By Ryan Billingham - Freeman Staff

May 15, 2015

NASHOTAH - A new non-traditional residential development is taking shape in Nashotah.

In 2011 a group of Lake Country-based investors who wish to remain anonymous purchased the Mertins family farm along Highway C in Nashotah.

The group plans to sell 24 acres of the 237-acre parcel to Illinois-based Streetscape USA for development, and preserve the remaining land through a trust with Tall Pines Conservancy.

The residential development will be a unique environment meant to encourage community and promote lifestyle over square footage, said John McClinden, owner of Streetscape USA.

“We treat the home as a consumer product,” he said.

The plan is in what McClinden called “very preliminary stages” but also said his company is “absolutely committed” to bringing the project to fruition.

The development would feature 36 two-story homes with large front porches, greenspace, a greenhouse and other features not usually found in newer developments.

Nashotah Village President Richard Lartz said the early plan was received “very positively” at a recent meeting of the Plan Commission.

“It would be great for the tax base, have a minimal impact on schools, a minimal impact on village services and be a calling card for the area,” Lartz said.

It also provides a way to preserve farmland in the county, Lartz said.

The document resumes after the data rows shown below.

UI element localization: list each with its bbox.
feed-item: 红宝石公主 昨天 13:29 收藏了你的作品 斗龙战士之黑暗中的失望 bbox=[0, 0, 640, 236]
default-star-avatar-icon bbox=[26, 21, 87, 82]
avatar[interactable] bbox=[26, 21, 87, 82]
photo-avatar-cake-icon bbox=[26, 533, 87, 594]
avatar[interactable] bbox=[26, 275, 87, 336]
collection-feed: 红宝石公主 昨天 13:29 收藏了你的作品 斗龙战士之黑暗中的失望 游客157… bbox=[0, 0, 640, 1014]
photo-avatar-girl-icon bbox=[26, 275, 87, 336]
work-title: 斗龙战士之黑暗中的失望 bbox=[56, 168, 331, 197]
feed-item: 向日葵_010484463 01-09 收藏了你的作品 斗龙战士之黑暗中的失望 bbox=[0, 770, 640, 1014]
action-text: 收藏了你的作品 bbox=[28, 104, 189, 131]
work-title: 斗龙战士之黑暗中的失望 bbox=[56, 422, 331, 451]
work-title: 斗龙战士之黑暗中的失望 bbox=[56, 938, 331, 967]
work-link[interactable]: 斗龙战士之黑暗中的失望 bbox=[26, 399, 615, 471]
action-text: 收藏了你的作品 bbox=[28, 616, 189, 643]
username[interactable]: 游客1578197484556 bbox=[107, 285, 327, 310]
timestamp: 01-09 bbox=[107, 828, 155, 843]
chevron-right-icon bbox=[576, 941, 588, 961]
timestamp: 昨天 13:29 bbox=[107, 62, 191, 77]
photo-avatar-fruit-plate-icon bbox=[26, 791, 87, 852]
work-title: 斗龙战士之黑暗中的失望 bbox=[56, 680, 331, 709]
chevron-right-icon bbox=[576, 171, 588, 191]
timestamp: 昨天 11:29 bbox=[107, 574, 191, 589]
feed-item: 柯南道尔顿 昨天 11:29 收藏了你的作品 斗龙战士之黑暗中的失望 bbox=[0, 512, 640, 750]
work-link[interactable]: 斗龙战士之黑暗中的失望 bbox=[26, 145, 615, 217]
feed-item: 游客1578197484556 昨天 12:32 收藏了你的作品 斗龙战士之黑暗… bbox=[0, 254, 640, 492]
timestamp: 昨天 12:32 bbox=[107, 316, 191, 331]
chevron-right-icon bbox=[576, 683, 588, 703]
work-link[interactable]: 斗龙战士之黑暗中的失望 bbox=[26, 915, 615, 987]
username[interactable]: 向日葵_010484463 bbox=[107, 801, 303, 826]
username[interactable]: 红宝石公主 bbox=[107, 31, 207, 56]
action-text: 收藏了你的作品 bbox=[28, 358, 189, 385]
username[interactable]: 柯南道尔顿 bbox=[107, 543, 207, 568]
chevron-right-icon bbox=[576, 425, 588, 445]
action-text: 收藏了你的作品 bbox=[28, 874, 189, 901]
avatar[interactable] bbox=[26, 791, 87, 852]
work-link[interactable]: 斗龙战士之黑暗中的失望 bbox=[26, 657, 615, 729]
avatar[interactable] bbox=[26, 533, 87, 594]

The undeveloped acreage, part of the Mertins family farm once owned by Bill Mertins and then his sons, would be preserved in perpetuity in a land trust through Tall Pines Conservancy.

Susan Buchanan, executive director of Tall Pines, said she is excited about the possibility of preserving the land but acknowledged the project is in its initial stages.

“We haven’t even gone through our process,” Buchanan said.

McClinden said the concept has been well received, and indicated there is a demand for homes under 2,500 square feet in Lake Country.

The small homes are energy efficient and lower maintenance than traditional developments in the area. That’s something McClinden feels can be attractive to all types of homeowners, particularly young professionals and retirees.

McClinden said the next step in the process will be to continue to speak with local group about the initial plan for a few months then bring a more formal proposal to the township.